Brace yourself for lower gold prices.
A technical analyst advises investors to sell their gold holdings now because no more rally is expected.
In written remarks to CNBC on Monday, Oppenheimer’s Ari Wald said bullion’s recent breach of its long-term downtrend reminds him of 1999, when gold rose powerfully in a short period of time to break out of a period of progressively lower prices.
“While that certainly set up a better trading environment, it wasn’t off to the races in 1999,” Wald said. (Source: “For gold, it’s 1999 all over again: Technician,” CNBC, March 15, 2016.)
A similar chart pattern has unfolded itself this time around, he said. Consequently, he predicts only mild gains at best for the yellow metal for the remainder of the year.
“There are signs of selling pressure at $1,280,” he said, adding that he is not exactly bearish on gold, either—citing support on the chart just below $1,200.

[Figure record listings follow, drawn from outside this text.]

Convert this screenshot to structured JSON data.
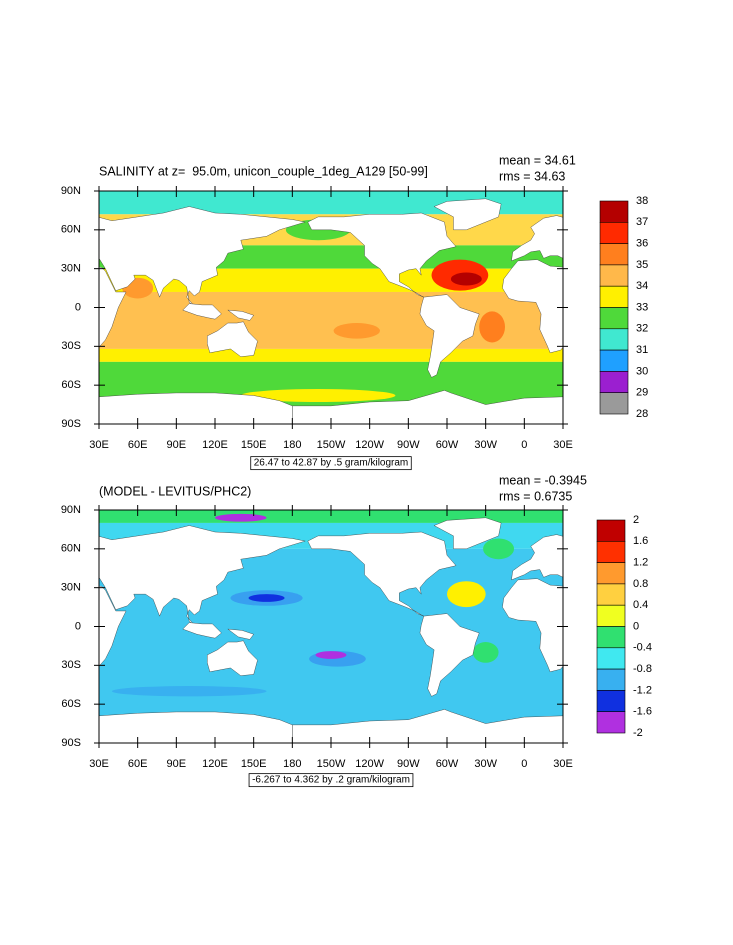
{
  "panels": [
    {
      "title": "SALINITY at z=  95.0m, unicon_couple_1deg_A129 [50-99]",
      "mean": "mean = 34.61",
      "rms": "rms = 34.63",
      "lat_labels": [
        "90N",
        "60N",
        "30N",
        "0",
        "30S",
        "60S",
        "90S"
      ],
      "lon_labels": [
        "30E",
        "60E",
        "90E",
        "120E",
        "150E",
        "180",
        "150W",
        "120W",
        "90W",
        "60W",
        "30W",
        "0",
        "30E"
      ],
      "info": "26.47 to 42.87 by .5 gram/kilogram",
      "colorbar": {
        "levels": [
          38,
          37,
          36,
          35,
          34,
          33,
          32,
          31,
          30,
          29,
          28
        ],
        "colors": [
          "#b40000",
          "#ff2a00",
          "#ff7f1e",
          "#ffb84a",
          "#fff000",
          "#4fd93a",
          "#40e8d0",
          "#1fa0ff",
          "#9b1fd0",
          "#9a9a9a"
        ]
      }
    },
    {
      "title": "(MODEL - LEVITUS/PHC2)",
      "mean": "mean = -0.3945",
      "rms": "rms = 0.6735",
      "lat_labels": [
        "90N",
        "60N",
        "30N",
        "0",
        "30S",
        "60S",
        "90S"
      ],
      "lon_labels": [
        "30E",
        "60E",
        "90E",
        "120E",
        "150E",
        "180",
        "150W",
        "120W",
        "90W",
        "60W",
        "30W",
        "0",
        "30E"
      ],
      "info": "-6.267 to 4.362 by .2 gram/kilogram",
      "colorbar": {
        "levels": [
          2,
          1.6,
          1.2,
          0.8,
          0.4,
          0,
          -0.4,
          -0.8,
          -1.2,
          -1.6,
          -2
        ],
        "colors": [
          "#c00000",
          "#ff3000",
          "#ff9a2e",
          "#ffd040",
          "#f0ff20",
          "#30e070",
          "#40e8f0",
          "#38b0f0",
          "#1030e0",
          "#b030e0"
        ]
      }
    }
  ]
}
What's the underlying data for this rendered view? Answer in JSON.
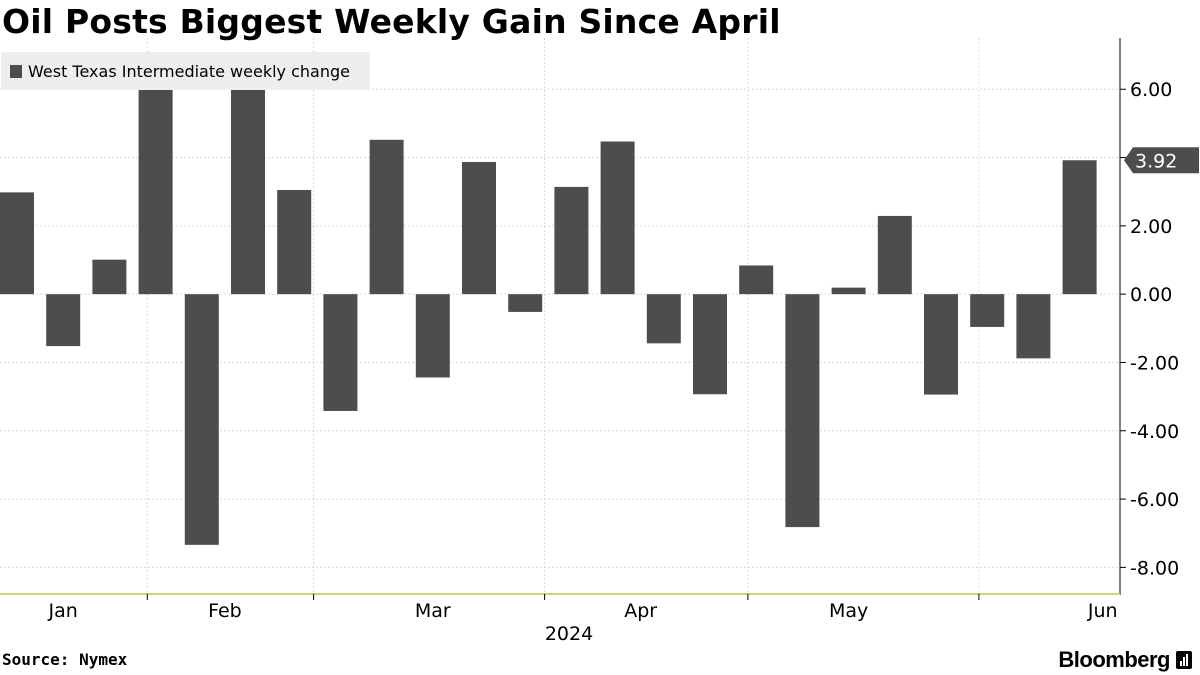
{
  "title": "Oil Posts Biggest Weekly Gain Since April",
  "source": "Source: Nymex",
  "brand": "Bloomberg",
  "colors": {
    "bar": "#4d4d4d",
    "grid": "#d9d9d9",
    "axis_line": "#c8d96b",
    "legend_bg": "#eeeeee",
    "callout_bg": "#4d4d4d"
  },
  "chart_data": {
    "type": "bar",
    "title": "Oil Posts Biggest Weekly Gain Since April",
    "legend": [
      "West Texas Intermediate weekly change"
    ],
    "legend_position": "top-left",
    "series": [
      {
        "name": "West Texas Intermediate weekly change",
        "values": [
          2.98,
          -1.52,
          1.01,
          6.26,
          -7.34,
          6.29,
          3.05,
          -3.42,
          4.52,
          -2.44,
          3.87,
          -0.52,
          3.14,
          4.47,
          -1.44,
          -2.93,
          0.84,
          -6.82,
          0.19,
          2.29,
          -2.94,
          -0.96,
          -1.88,
          3.92
        ]
      }
    ],
    "ylim": [
      -8.75,
      7.5
    ],
    "yticks": [
      "6.00",
      "4.00",
      "2.00",
      "0.00",
      "-2.00",
      "-4.00",
      "-6.00",
      "-8.00"
    ],
    "ytick_values": [
      6,
      4,
      2,
      0,
      -2,
      -4,
      -6,
      -8
    ],
    "x_month_labels": [
      "Jan",
      "Feb",
      "Mar",
      "Apr",
      "May",
      "Jun"
    ],
    "x_month_label_weeks": [
      1.0,
      4.5,
      9.0,
      13.5,
      18.0,
      23.5
    ],
    "x_month_boundaries": [
      2.82,
      6.42,
      11.42,
      15.82,
      20.82
    ],
    "x_year_label": "2024",
    "last_value_label": "3.92",
    "last_value": 3.92,
    "grid": true,
    "xlabel": "",
    "ylabel": ""
  }
}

Since the beginning of the year, gold has gained 18.5%, making it the 2016 best-performing investment. The metal touched a one-year high of $1,287.80 on March 11.
Another analyst, on the other hand, believes the current environment is bullish for gold prices.

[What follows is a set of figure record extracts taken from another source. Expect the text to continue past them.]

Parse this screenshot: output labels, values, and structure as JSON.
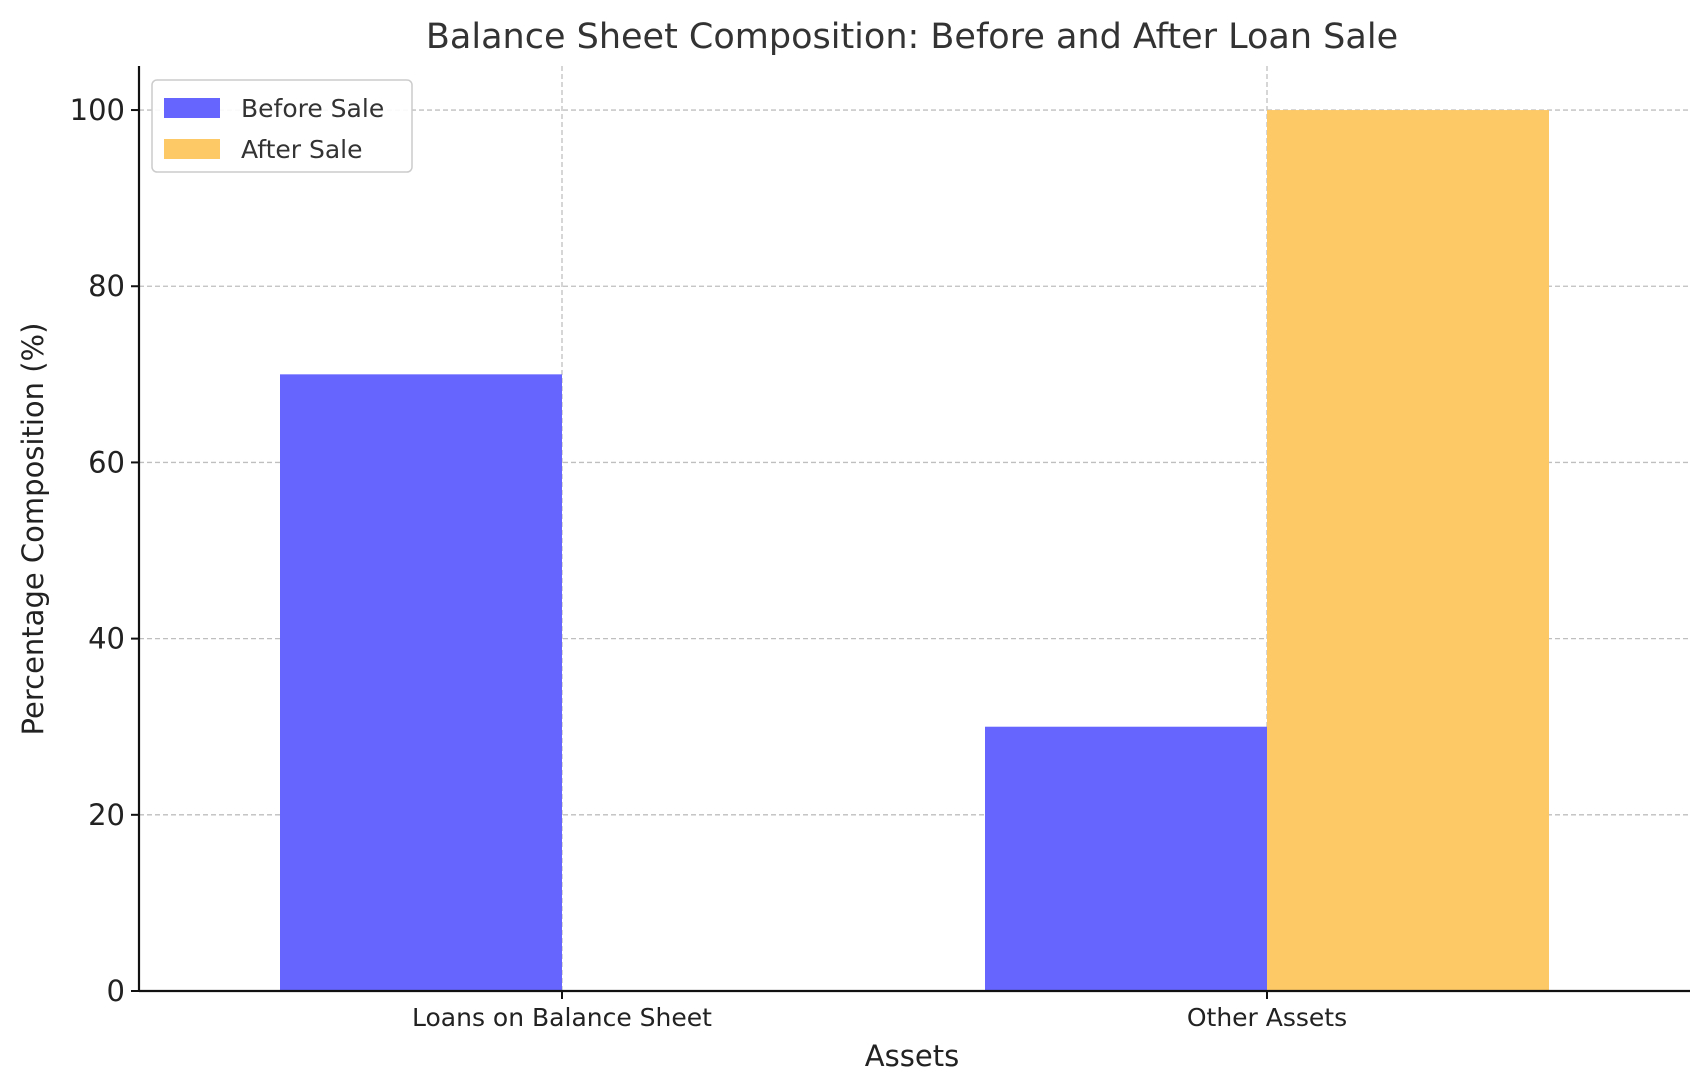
{
  "chart_data": {
    "type": "bar",
    "title": "Balance Sheet Composition: Before and After Loan Sale",
    "xlabel": "Assets",
    "ylabel": "Percentage Composition (%)",
    "categories": [
      "Loans on Balance Sheet",
      "Other Assets"
    ],
    "series": [
      {
        "name": "Before Sale",
        "values": [
          70,
          30
        ],
        "color": "#6666ff"
      },
      {
        "name": "After Sale",
        "values": [
          0,
          100
        ],
        "color": "#fdc866"
      }
    ],
    "ylim": [
      0,
      105
    ],
    "yticks": [
      0,
      20,
      40,
      60,
      80,
      100
    ],
    "grid": true,
    "legend_position": "top-left"
  }
}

“In a day and age where cash doesn’t yield anything, gold looks very, very attractive, and I think that’s why you’re seeing this very strong bid underneath gold,” Boris Schlossberg of BK Asset Management told CNBC on Monday.
Schlossberg recommended buying the popular SDPR Gold Trust ETF (NYSEArca:GLD), which has seen massive inflows this year. GLD was hovering around $120.50 on Wednesday. (Source: Ibid.)